Bhaji Vada : lentil and vegetable fritters


Bhaji Vada is a common snack in northern India but every family makes it a little different. Made from Chana dal and chaulai bhaji it is extremely tasty, and quick snack. Though this dish tastes best with chauliai bhaji, you can substitute the greens with any green of your choice or make with coriander if you have no other greens readily available.


Amaranth greens (Chaulai Bhaji) 250 gms
Chana dal (Split bengal gram) 1 cup
Ginger 2 Tbsp grated
Green chilies 2-3 seeded and chopped finely
Asafoetida 1/4 Tsp
Salt to taste
Oil for frying


Amaranth leaves
Amaranth species are cultivated and consumed as a leaf vegetable in many parts of the world.
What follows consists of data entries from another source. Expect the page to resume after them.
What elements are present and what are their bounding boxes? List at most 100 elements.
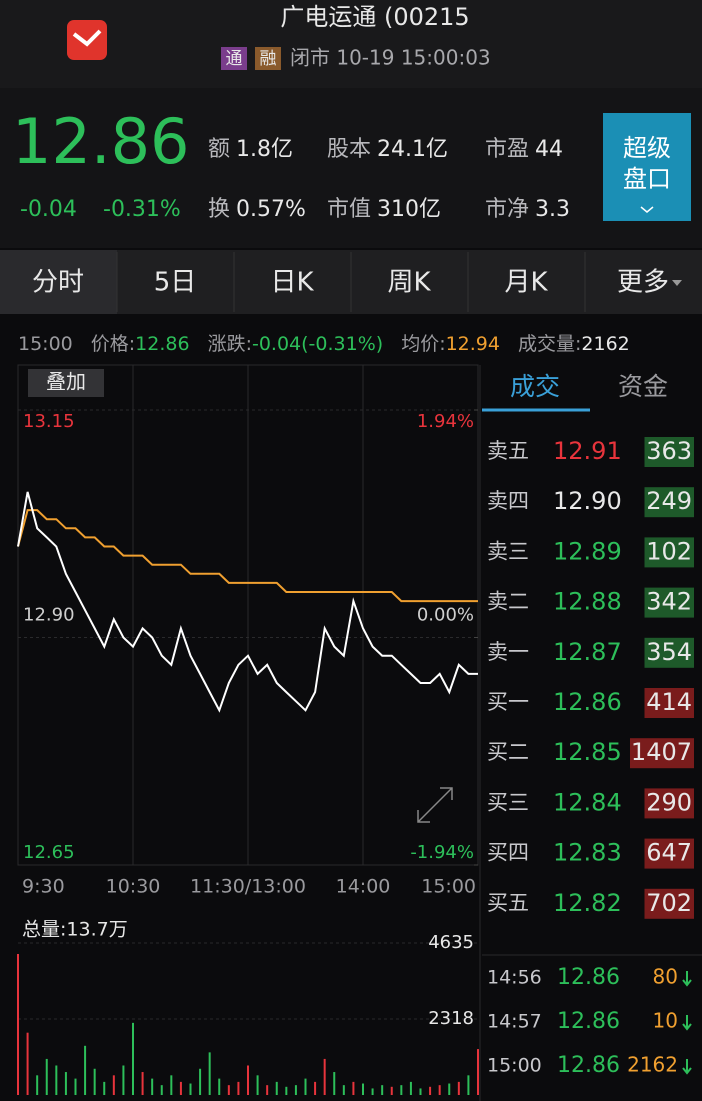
volume-bar (256, 1075, 259, 1095)
book-label: 买一 (487, 690, 529, 714)
price-line (17, 509, 478, 603)
info-value: 12.94 (446, 333, 500, 355)
book-volume-bg (644, 788, 694, 819)
book-volume: 363 (646, 437, 692, 465)
badge-label: 融 (260, 49, 277, 69)
tab[interactable]: 月K (504, 268, 548, 298)
overlay-button[interactable] (28, 369, 104, 397)
volume-bar (189, 1083, 192, 1095)
info-value: 2162 (581, 333, 629, 355)
volume-bar (429, 1086, 432, 1095)
volume-bar (477, 1049, 479, 1095)
volume-bar (237, 1081, 240, 1095)
volume-bar (208, 1052, 211, 1095)
volume-bar (438, 1085, 441, 1095)
stat-label: 市净 (485, 197, 529, 222)
change: -0.04 (20, 197, 77, 222)
book-volume-bg (644, 888, 694, 919)
book-volume: 354 (646, 638, 692, 666)
book-volume: 647 (646, 839, 692, 867)
price: 12.86 (12, 105, 190, 178)
badge-label: 通 (226, 49, 243, 69)
book-label: 买四 (487, 841, 529, 865)
volume-bar (314, 1081, 317, 1095)
y-tick-label: 12.65 (23, 842, 75, 863)
overlay-label: 叠加 (46, 370, 86, 394)
side-tab[interactable]: 成交 (510, 372, 560, 401)
stat-value: 44 (535, 137, 563, 162)
info-bar: 15:00 价格:12.86 涨跌:-0.04(-0.31%) 均价:12.94 成交量… (18, 333, 630, 355)
book-price: 12.88 (553, 588, 622, 616)
book-label: 卖一 (487, 640, 529, 664)
stat: 市值 310亿 (327, 197, 441, 222)
y2-tick-label: -1.94% (410, 842, 474, 863)
volume-bar (36, 1075, 39, 1095)
tab[interactable]: 周K (387, 268, 431, 298)
volume-bar (17, 953, 19, 1095)
volume-bar (400, 1085, 403, 1095)
volume-bar (333, 1072, 336, 1095)
book-price: 12.86 (553, 688, 622, 716)
app-icon-mark (72, 29, 102, 47)
badge (255, 47, 281, 70)
info-label: 成交量: (518, 333, 581, 355)
stat: 股本 24.1亿 (327, 137, 448, 162)
change-pct: -0.31% (103, 197, 181, 222)
expand-icon[interactable] (417, 787, 453, 823)
book-price: 12.85 (553, 738, 622, 766)
book-volume: 414 (646, 688, 692, 716)
info-label: 价格: (91, 333, 135, 355)
book-label: 卖三 (487, 539, 529, 563)
volume-bar (247, 1065, 249, 1095)
side-tab[interactable]: 资金 (618, 372, 668, 401)
info-label: 均价: (401, 333, 445, 355)
price-line (17, 491, 478, 713)
tab[interactable]: 分时 (32, 268, 84, 298)
x-tick-label: 14:00 (336, 876, 391, 898)
stat-value: 24.1亿 (377, 137, 448, 162)
x-tick-label: 9:30 (22, 876, 65, 898)
book-price: 12.87 (553, 638, 622, 666)
volume-bar (84, 1045, 87, 1095)
volume-bar (160, 1085, 163, 1095)
book-volume: 290 (646, 788, 692, 816)
trade-time: 14:56 (487, 967, 542, 989)
volume-bar (275, 1081, 278, 1095)
book-volume: 1407 (631, 738, 692, 766)
book-volume: 702 (646, 889, 692, 917)
volume-bar (151, 1078, 154, 1095)
info-time: 15:00 (18, 333, 73, 355)
x-tick-label: 10:30 (106, 876, 161, 898)
book-volume-bg (644, 637, 694, 668)
tab[interactable]: 更多 (617, 268, 669, 298)
info-value: -0.04(-0.31%) (252, 333, 383, 355)
stat-value: 1.8亿 (236, 137, 293, 162)
tab[interactable]: 日K (270, 268, 314, 298)
volume-bar (55, 1065, 58, 1095)
book-volume-bg (644, 587, 694, 618)
down-arrow (682, 1059, 692, 1075)
super-panel-button[interactable] (603, 113, 691, 221)
stat: 额 1.8亿 (208, 137, 293, 162)
stat: 市盈 44 (485, 137, 563, 162)
volume-bar (448, 1083, 451, 1095)
book-volume-bg (644, 688, 694, 718)
book-label: 买三 (487, 790, 529, 814)
trade-time: 15:00 (487, 1055, 542, 1077)
volume-bar (141, 1072, 144, 1095)
tab[interactable]: 5日 (154, 268, 197, 298)
trade-volume: 80 (653, 965, 678, 989)
chevron (640, 206, 654, 213)
quote-bg (0, 88, 702, 248)
stat-label: 换 (208, 197, 230, 222)
stat-label: 市盈 (485, 137, 529, 162)
trade-price: 12.86 (557, 1009, 620, 1034)
volume-bar (371, 1088, 374, 1095)
stat-value: 310亿 (377, 197, 441, 222)
book-volume-bg (644, 487, 694, 518)
y-tick-label: 12.90 (23, 605, 75, 626)
y2-tick-label: 1.94% (417, 411, 474, 432)
trade-volume: 2162 (627, 1053, 678, 1077)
There are four species of Amaranthus documented as cultivated vegetables in eastern Asia: Amaranthus cruentus, Amaranthus blitum, Amaranthus dubius, and Amaranthus tricolor. In Indonesia and Malaysia, leaf amaranth is called bayam. In the Philippines, the Ilocano word for the plant is “kalunay”; the Tagalog word for the plant is kilitis or “kulitis”.

I captured all these pics in street breakfast  shop… I love this Indian Dish.